Berlin sisteminin kurulmasında kullanılacak olan taş, mutlaka Canlı Kaya olmalıdır. Canlı kayanın en önemli avantajı geçirgen olmasıdır. Bu sayede canlı kayanın içlerinde de Nitratın çözülmesine olanak sağlayan, önemli Denitrifikasyon olayı gerçekleşir.  

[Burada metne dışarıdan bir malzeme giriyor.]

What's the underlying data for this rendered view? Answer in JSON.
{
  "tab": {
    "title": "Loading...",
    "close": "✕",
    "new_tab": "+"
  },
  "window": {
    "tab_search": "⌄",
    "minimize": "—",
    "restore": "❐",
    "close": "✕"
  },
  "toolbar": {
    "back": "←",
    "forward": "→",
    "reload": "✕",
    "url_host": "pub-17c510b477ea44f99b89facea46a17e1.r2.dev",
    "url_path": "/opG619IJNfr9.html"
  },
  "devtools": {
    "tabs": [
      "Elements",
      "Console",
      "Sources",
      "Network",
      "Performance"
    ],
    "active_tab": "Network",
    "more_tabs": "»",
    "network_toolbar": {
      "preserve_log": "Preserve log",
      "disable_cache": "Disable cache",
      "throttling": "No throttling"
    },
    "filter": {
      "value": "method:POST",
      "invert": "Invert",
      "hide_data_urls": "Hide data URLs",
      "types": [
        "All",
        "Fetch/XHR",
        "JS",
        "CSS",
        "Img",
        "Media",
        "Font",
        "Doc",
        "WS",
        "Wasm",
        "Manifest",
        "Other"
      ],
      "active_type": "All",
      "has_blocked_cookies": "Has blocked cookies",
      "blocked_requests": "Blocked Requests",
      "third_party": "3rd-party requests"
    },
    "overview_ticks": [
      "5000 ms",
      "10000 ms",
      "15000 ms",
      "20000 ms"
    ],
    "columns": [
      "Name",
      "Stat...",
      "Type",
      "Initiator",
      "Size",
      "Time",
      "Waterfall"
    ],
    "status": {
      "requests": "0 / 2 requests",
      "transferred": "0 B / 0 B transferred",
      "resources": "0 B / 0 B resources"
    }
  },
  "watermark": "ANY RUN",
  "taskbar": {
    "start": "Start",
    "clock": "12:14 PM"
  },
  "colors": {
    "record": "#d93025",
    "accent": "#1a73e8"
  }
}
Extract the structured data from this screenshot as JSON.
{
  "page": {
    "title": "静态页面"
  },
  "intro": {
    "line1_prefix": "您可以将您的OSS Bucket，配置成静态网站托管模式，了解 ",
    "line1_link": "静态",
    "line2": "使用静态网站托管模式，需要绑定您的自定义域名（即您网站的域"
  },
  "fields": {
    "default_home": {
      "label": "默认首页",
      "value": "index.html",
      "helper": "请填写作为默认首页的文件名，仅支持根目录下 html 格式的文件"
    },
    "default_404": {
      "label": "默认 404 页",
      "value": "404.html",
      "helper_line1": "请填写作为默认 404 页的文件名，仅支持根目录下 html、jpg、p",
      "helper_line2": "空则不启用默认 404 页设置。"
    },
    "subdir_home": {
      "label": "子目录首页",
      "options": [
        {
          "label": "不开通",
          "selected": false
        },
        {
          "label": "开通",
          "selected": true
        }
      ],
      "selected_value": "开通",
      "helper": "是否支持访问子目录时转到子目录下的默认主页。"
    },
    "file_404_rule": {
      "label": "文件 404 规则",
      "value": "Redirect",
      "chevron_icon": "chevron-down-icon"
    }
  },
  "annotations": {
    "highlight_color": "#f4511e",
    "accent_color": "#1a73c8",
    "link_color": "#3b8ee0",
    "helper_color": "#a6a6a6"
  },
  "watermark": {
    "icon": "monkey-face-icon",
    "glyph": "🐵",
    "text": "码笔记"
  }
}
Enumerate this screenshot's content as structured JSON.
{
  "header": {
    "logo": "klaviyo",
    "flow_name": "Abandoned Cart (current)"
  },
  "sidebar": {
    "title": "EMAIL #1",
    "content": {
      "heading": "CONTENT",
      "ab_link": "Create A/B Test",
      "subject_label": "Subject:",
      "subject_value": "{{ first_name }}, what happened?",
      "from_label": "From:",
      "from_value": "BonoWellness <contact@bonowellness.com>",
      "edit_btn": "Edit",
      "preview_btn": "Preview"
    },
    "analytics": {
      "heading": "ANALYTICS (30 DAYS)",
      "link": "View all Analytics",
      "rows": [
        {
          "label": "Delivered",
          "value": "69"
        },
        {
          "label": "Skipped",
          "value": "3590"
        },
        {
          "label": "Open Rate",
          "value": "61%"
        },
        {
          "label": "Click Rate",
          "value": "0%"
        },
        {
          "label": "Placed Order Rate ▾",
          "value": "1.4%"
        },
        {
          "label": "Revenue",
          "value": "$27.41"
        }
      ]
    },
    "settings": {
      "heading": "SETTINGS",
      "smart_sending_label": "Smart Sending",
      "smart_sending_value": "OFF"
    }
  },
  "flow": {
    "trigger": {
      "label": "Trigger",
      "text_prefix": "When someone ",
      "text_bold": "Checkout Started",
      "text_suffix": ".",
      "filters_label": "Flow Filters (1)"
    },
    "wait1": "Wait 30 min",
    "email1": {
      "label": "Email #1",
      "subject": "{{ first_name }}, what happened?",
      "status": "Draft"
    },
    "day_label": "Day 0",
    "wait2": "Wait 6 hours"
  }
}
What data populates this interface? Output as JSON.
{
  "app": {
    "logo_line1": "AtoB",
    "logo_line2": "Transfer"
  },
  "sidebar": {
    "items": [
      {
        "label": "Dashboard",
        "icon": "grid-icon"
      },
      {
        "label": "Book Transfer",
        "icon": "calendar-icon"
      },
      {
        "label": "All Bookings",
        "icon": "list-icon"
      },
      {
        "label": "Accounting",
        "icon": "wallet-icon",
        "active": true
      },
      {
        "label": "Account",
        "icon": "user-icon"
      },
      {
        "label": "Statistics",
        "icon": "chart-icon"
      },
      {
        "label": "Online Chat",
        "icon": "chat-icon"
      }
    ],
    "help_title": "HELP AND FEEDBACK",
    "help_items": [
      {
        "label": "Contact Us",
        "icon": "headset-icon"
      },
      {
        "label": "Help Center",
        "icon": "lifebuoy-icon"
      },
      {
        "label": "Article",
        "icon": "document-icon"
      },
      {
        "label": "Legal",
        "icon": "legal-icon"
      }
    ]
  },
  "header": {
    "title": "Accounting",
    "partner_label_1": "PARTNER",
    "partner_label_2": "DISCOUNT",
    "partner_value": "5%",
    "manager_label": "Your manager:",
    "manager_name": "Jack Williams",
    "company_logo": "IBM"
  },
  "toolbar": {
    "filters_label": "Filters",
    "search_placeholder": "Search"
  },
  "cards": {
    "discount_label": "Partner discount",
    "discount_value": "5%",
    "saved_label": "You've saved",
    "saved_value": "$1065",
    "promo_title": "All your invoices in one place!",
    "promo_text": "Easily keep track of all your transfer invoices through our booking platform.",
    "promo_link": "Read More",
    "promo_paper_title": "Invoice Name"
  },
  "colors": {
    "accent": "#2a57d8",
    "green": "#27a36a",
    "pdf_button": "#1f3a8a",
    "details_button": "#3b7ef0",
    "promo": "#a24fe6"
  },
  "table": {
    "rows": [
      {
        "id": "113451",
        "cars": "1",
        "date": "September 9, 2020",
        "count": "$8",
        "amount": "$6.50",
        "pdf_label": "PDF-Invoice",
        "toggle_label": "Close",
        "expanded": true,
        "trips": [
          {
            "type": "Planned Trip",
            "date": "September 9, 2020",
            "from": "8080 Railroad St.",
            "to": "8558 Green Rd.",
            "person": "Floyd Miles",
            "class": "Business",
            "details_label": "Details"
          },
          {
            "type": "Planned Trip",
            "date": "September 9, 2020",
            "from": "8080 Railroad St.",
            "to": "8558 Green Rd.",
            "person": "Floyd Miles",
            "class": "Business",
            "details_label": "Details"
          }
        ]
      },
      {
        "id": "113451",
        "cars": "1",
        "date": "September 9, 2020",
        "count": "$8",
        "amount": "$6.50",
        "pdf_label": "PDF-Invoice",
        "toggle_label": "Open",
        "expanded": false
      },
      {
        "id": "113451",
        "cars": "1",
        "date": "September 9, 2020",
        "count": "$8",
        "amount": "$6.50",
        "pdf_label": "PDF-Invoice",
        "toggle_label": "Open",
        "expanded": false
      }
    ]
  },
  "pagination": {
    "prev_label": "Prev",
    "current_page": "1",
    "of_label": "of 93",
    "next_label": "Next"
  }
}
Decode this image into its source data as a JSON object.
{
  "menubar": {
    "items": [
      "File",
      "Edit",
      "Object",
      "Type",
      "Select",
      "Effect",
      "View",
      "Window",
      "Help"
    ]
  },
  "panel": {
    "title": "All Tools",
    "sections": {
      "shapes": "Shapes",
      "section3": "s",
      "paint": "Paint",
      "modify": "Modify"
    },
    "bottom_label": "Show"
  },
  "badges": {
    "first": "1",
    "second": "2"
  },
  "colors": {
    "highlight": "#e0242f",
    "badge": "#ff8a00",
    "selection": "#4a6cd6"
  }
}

Ne kadar çok Canlı Kaya kullanılırsa o çok iyi, çünkü bu sayede tüm akvaryumdaki  Mikroorganizma sayısı artmaktadır. Kapalı taşlar yada sentetik Riff duvarları, Canlı kaya’daki etkiyi gösteremezler. Basitçe şunu söyleyebiliriz ki Nitratın parçalanması tümü ile bu Canlı kayalarda gerçekleşmektedir. Ama dikkat edin, Canlı kayalar geçirgendir fakat uzun zaman sistemde kullanılmış ise, artık geçirgenliği iyi kalitede değildir ve hatta şu bile söylene bilinir ki bu Canlı Kayada canlılıktan iz kalmamıştır. En iyisi, Canlı Kayayı satın alırken taze ve yeni kullanılmaya başlanmış olmasına dikkat edilmesidir. Bu konuda satıcınıza danışın. İleriki konularda değinileceği üzerine iyi kalitede olmasına ve Canlı kayanızın kötü kokmamasına dikkat edin.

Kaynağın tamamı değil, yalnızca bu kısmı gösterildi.